A group of women dressed in traditional Rabha attire was spinning and whirling to a hypnotic, rhythmic beat. A village elder was singing the story of a wise bird. They were accompanied by folk instruments made of animal skin and bamboo sticks. I was munching on fresh fruits gathered from the surrounding forest.
Perhaps the loaded question had always been inside me, struggling to surface. And maybe sipping a glass of the heady, freshly brewed local liquor allowed the question to pop up in my head at just that moment.
Regardless, it got me thinking deeply about contrasting lives and identities. About how the identity of the Rabhas living in the remote village of Jimirigaon — and how do you define remote anyway — was so much in contrast with my own, a rootless, urban existence. The Rabhas seemed so much more sure of who they were, where they came from, and what they wished for from life.
The Rabhas are one of nine Schedule Tribes from the districts on the plains of Assam. The biggest concentration of their population is on the south bank of the Brahmaputra in the districts of Goalpara, Kamrup and Darrang.
I am in the village of Jimirigaon. Time seems to slow down here. And the identity of the Rabhas in this village is intrinsically linked to the slow pace of time. The process of living is savoured. The Rabhas have the look of satisfaction that comes from having reached the destination. They don’t appear to be in a hurry to reach somewhere, there’s no rush to do things, no struggle for survival.

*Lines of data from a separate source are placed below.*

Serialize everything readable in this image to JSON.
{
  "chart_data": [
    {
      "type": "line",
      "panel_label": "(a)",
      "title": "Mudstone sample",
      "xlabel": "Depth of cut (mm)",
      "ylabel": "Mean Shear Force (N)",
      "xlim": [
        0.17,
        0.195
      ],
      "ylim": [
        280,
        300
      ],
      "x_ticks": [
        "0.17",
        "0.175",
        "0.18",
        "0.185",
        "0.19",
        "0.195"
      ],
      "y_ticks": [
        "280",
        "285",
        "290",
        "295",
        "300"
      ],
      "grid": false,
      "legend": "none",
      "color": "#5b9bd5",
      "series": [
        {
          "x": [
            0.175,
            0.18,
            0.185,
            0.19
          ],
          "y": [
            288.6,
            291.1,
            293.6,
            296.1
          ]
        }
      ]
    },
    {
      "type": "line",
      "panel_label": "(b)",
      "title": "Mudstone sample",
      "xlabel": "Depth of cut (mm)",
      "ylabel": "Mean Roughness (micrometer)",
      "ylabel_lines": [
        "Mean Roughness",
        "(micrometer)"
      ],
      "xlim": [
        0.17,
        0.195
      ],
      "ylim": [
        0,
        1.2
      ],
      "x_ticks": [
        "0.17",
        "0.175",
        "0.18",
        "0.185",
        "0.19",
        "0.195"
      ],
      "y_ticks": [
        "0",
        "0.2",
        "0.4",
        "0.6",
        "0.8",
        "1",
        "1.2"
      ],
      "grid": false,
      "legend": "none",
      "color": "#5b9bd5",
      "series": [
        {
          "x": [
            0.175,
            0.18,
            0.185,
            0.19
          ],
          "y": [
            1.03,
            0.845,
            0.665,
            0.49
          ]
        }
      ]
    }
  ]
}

As a city dweller, I am surrounded always by a stream of people hurrying through their lives; this seems normal to me. Rushing to catch a train, reaching work on time, finding time for entertainment and family. In the mad sprint, our identities — social, cultural, economic — get smudged. And the sole identity retained is that of a person rushing through life. There are many occasions when I don’t eat well or skip meals altogether because I have no time for it. Often, I am disoriented because I sleep in one city and wake up in another. I seldom get to see my loved ones because they are not my top priority in the long list of ‘to dos’. Staying still is not a part of who I am.
As we hurry through our urban lives, we say we are doing it so that we can form our own identity — become a doctor, engineer, fashion model. But when the pace of life consumes all, do we get close to what we set out to achieve? In Jimirigaon, the permanence of the tribal identity made me realise the transience of mine.
The village-dwelling Rabhas are who they are also because of the land they live on; which gives them livelihood and identity. Their food comes from these lands and forests. Their language refers to the soil they live on, the birds that flock the branches of these unique trees, the lakes that quench their thirst.
In contrast, it’s my transient relationship with location that is almost permanent. Constant movement seems to be my mode of living. Urban spaces are landless spaces. We live in vertical structures, separated even physically from the land.
I draw almost nothing from the land I inhabit at any point. On the move at all times, I barely have the time to learn about the history of the city I am in. Many times, I don’t speak the local language. I eat the same foods regardless of where I am. I use uniform, branded products across cities. And I enjoy the material comforts that all urban Indians of a particular socio-economic class get to enjoy.
On my way out of Jimirigaon, I encountered a construction labourer from Kerala who had come here on work. The juggernaut of “development” was slowly crawling towards communities such as the one in Jimirigaon.
It made me realise that while I was craving to halt, some of the younger villagers were yearning to run ahead. They wanted the freedom and anonymity and absence of history that urban spaces offer.
One such person was a dancer. We spoke, she did her best in broken Hindi because I could not understand either Assamese or the Rabha language. In a few minutes, the 17-year-old managed to tell me about her marriage to the man her father had chosen. Her craving for freedom was clear. We parted, each of us searching for new identities.